On the other hand, cord blood levels of leptin are also higher in the offspring of diabetic mothers than nondiabetic [34]. It cannot thus be hypothesized that a deficiency of leptin production in the case of diabetes has a role in the pathology of the offspring. Even more significantly, there is no connection between leptin and IGF-1 [35], though neither does the increase of leptin seem to act prophylactically for the offspring. What could hence be hypothesized is a type of leptin resistance in the case of neonates of diabetic mothers as a result of persistent hyperglycemia and hyperinsulinemia, just as insulin resistance is a progenitor of diabetic pathology. This leptin resistance might be the result of dysfunction of adipocytes or pancreatic cells and could be the cause of further hyperinsulinemia and a progressive positive loop mechanism (Figure 2).

However, elevated leptin concentrations during diabetic pregnancy may be due to its secretion by adipocytes in the presence of elevated estrogen and also by placenta. In gestational diabetes, adipose tissue secretes low adiponectin (an anti-inflammatory and positive stimulator of insulin sensitizing) and high TNF-α and IL-6, which contribute to the inflammatory state and insulin resistance present in diabetic pregnancy as well as in macrosomia [36]. Leptin, being proinflammatory, is produced in abundance by adipose tissue during diabetic pregnancy and has been implicated in the pathogenesis of weight gain in macrosomic babies. Leptin may exert its effects by interacting with neuropeptide-Y in the hypothalamus, while the intrauterine hyperglycemia may act on the fetal hypothalamus and create what has been termed a “metabolic memory” which programs for development of obesity and metabolic syndrome in the offspring during adulthood [37].

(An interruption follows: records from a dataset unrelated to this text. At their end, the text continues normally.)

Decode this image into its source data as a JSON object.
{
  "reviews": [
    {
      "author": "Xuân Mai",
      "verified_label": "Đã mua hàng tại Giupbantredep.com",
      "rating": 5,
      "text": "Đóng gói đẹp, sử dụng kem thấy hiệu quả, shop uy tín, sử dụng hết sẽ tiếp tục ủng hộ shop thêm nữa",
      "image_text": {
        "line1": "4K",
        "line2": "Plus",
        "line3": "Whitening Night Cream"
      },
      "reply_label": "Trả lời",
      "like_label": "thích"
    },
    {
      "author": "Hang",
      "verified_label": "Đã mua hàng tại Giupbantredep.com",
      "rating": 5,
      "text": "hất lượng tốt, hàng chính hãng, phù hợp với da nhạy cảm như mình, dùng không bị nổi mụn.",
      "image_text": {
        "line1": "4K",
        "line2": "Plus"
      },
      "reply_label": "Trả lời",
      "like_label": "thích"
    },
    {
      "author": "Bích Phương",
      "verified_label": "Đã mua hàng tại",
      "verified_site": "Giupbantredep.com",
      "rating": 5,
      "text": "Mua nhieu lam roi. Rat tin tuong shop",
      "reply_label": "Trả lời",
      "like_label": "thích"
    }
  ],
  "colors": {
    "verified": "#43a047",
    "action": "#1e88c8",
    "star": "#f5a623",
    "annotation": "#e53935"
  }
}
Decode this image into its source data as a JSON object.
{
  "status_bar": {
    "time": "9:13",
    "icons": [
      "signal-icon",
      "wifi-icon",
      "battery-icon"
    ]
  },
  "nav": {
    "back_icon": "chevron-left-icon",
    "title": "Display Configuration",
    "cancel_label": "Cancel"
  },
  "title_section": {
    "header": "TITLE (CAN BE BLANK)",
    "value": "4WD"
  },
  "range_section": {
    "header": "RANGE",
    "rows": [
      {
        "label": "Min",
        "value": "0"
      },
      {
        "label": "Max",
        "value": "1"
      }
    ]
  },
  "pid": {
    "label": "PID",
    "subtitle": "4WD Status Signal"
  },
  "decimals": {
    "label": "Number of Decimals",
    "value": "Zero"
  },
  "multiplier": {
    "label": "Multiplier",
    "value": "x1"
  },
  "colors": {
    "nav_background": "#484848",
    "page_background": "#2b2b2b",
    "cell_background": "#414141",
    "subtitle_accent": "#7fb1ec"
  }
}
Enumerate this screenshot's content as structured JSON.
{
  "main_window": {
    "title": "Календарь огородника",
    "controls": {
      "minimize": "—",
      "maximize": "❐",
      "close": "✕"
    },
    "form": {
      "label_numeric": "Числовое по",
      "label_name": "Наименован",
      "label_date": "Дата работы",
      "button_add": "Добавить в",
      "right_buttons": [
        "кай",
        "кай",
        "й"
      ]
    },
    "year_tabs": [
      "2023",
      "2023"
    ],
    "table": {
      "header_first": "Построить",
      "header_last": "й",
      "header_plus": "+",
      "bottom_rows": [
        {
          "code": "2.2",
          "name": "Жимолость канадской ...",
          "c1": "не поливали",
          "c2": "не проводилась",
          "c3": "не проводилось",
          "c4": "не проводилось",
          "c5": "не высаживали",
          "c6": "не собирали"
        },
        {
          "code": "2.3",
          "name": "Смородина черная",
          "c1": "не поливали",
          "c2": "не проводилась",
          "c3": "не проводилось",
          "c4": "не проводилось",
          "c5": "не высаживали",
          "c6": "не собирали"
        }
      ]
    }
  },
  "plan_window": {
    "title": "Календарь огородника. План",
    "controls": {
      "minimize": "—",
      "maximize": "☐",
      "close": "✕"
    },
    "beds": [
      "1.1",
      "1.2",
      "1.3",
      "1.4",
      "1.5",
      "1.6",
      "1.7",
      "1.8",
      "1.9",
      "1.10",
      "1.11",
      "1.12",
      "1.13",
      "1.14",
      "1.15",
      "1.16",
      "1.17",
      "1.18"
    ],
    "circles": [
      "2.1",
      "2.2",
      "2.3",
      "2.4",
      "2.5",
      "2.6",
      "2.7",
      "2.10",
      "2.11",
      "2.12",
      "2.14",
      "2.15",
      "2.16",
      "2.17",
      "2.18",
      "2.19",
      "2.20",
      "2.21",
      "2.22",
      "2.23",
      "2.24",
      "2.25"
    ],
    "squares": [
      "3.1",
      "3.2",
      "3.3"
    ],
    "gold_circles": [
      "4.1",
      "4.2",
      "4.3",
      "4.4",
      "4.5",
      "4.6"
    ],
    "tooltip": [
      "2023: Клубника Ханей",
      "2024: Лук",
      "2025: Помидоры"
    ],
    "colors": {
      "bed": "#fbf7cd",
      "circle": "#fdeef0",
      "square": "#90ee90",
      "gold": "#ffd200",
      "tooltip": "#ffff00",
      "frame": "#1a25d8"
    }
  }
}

As this condition goes on, further damage of pancreatic cells, as a result of severe hyperglycemia, is liable to cause defective insulin secretion and could be the starting point for initiation of glucose tolerance disturbances [38]. In addition, some data exist concerning intrauterine pancreatic vascularization deficits through alterations in factors like vascular endothelial growth factor (VEGF) and its receptors and intrauterine pancreatic innervation disturbances in diabetic pregnancies [38, 39].

5. Conclusions

The present-day diabetes epidemic incurs enormous costs, especially when one takes into account the adverse consequences wrought upon the future lives of both mother and offspring. Reducing obesity and type 2 diabetes should therefore be a primary goal of public health organizations and clinicians. Meanwhile, in the case of diabetic pregnancies, it is necessary to bear in mind that offspring metabolic dysfunction is a composite result of genetic and epigenetic factors, the latter also involving alterations in placental transport, endocrine molecules, like insulin and leptin, and inflammatory markers. Thus, with regard to the clinical management of women with diabetes during pregnancy, there may be the need to focus not only on achieving tight control of maternal blood glucose levels, but also on additional dietary and/or other changes, such as encouragement of breastfeeding. In summary, there is clearly an urgent need for the accumulation of specialized knowledge as to the most effective strategies to deal with metabolic disturbances and risk for chronic diseases in the offspring of diabetic mothers as a result of in utero exposure to diabetes.